Lots of libraries (such as Rill and go-stream) have sprung up that wrap channels to model data pipelines (especially with generics it's become easier to build generic operators like deduping, fan-out, buffering and so on), but I've found them to be a bad idea. Channels should remain a low-level primitive to build pipelines, but they're not what you should use as your main API surface.
MathMonkeyMan
> Channels should remain a low-level primitive to build pipelines, but they're not what you should use as your main API surface.
I remember hearing (not sure where) that this is a lesson that was learned early on in Go. Channels were the new hotness, so let's use them to do things that were not possible before. But it turned out that Go was better for doing what was already possible before, but more cleanly.
tombert
Interesting, I need to dig into the guts of this because this seems cool.
I'm a bit out of practice with Go but I never thought that the channels were "slow", so getting 4-10x the speed is pretty impressive. I wonder if it shares any design with LMAX Disruptor...
bob1029
> I wonder if it shares any design with LMAX Disruptor...
I've recently switched from using Disruptor.NET to Channel<T> in many of my .NET implementations that require inter-thread sync primitives. Disruptor can be faster, but I really like the semantics of the built-in types.
https://learn.microsoft.com/en-us/dotnet/core/extensions/cha...
https://learn.microsoft.com/en-us/dotnet/api/system.threadin...
absolute_unit22
> High Performance: Processes millions of events per second, about 4x to 10x faster than channels.
Wow - that’s a pretty impressive accomplishment.

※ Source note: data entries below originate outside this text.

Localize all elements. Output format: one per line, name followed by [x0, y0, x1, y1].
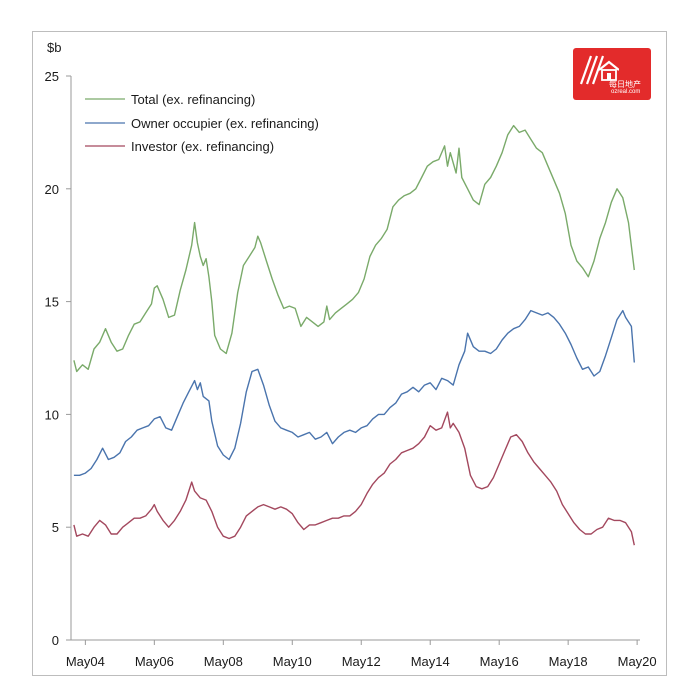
legend: Total (ex. refinancing) Owner occupier (… — [85, 92, 319, 154]
x-tick-label: May12 — [342, 654, 381, 669]
x-tick-label: May16 — [480, 654, 519, 669]
x-tick-label: May08 — [204, 654, 243, 669]
series-line-total — [73, 124, 635, 373]
chart-frame — [32, 31, 667, 676]
x-tick-label: May14 — [411, 654, 450, 669]
legend-label-owner: Owner occupier (ex. refinancing) — [131, 116, 319, 131]
house-icon — [579, 55, 619, 85]
logo-text-en: ozreal.com — [611, 89, 641, 95]
unit-label: $b — [47, 40, 61, 55]
x-tick-label: May10 — [273, 654, 312, 669]
logo-text-cn: 每日地产 — [609, 80, 641, 89]
y-tick-label: 10 — [45, 407, 59, 422]
legend-label-total: Total (ex. refinancing) — [131, 92, 255, 107]
y-tick-label: 0 — [52, 633, 59, 648]
x-tick-label: May04 — [66, 654, 105, 669]
y-tick-label: 5 — [52, 520, 59, 535]
y-tick-label: 20 — [45, 182, 59, 197]
x-tick-label: May18 — [549, 654, 588, 669]
x-tick-label: May20 — [618, 654, 657, 669]
series-lines — [73, 124, 635, 546]
series-line-owner-occupier — [73, 309, 635, 476]
y-tick-label: 25 — [45, 69, 59, 84]
x-tick-label: May06 — [135, 654, 174, 669]
series-line-investor — [73, 411, 635, 546]
y-tick-label: 15 — [45, 295, 59, 310]
x-ticks: May04 May06 May08 May10 May12 May14 May16 May18… — [66, 640, 657, 669]
legend-label-investor: Investor (ex. refinancing) — [131, 139, 274, 154]
brand-logo: 每日地产 ozreal.com — [573, 48, 651, 100]
y-ticks: 0 5 10 15 20 25 — [45, 69, 71, 648]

I’ve been meaning to move some workers I have to a pub/sub on https://www.typequicker.com.
I might try using this in prod. I don’t really need the insane performance benefits as I don’t have my traffic lol - but I always like experimenting with new open source libraries - especially while the site isn’t very large yet
MunishMummadi
that's a cool site. you will see me more frequently btw do some tech twitter promos.
After a brief skim, it looks like this implementation is highly optimized for throughput and broadcasts whereas a channel has many other usecases.
Consumers subscribing to the same event type are placed in a group. There is a single lock for the whole group. When publishing, the lock is taken once and the event is replicated to each consumer's queue. Consumers take the lock and swap their entire queue buffer, which lets them consume up to 128 events per lock/unlock.
Since channels each have a lock and only take 1 element at a time, they would require a lot more locking and unlocking.
There is also some frequent polling to maintain group metadata, so this could be less ideal in low volume workloads where you want CPU to go to 0%.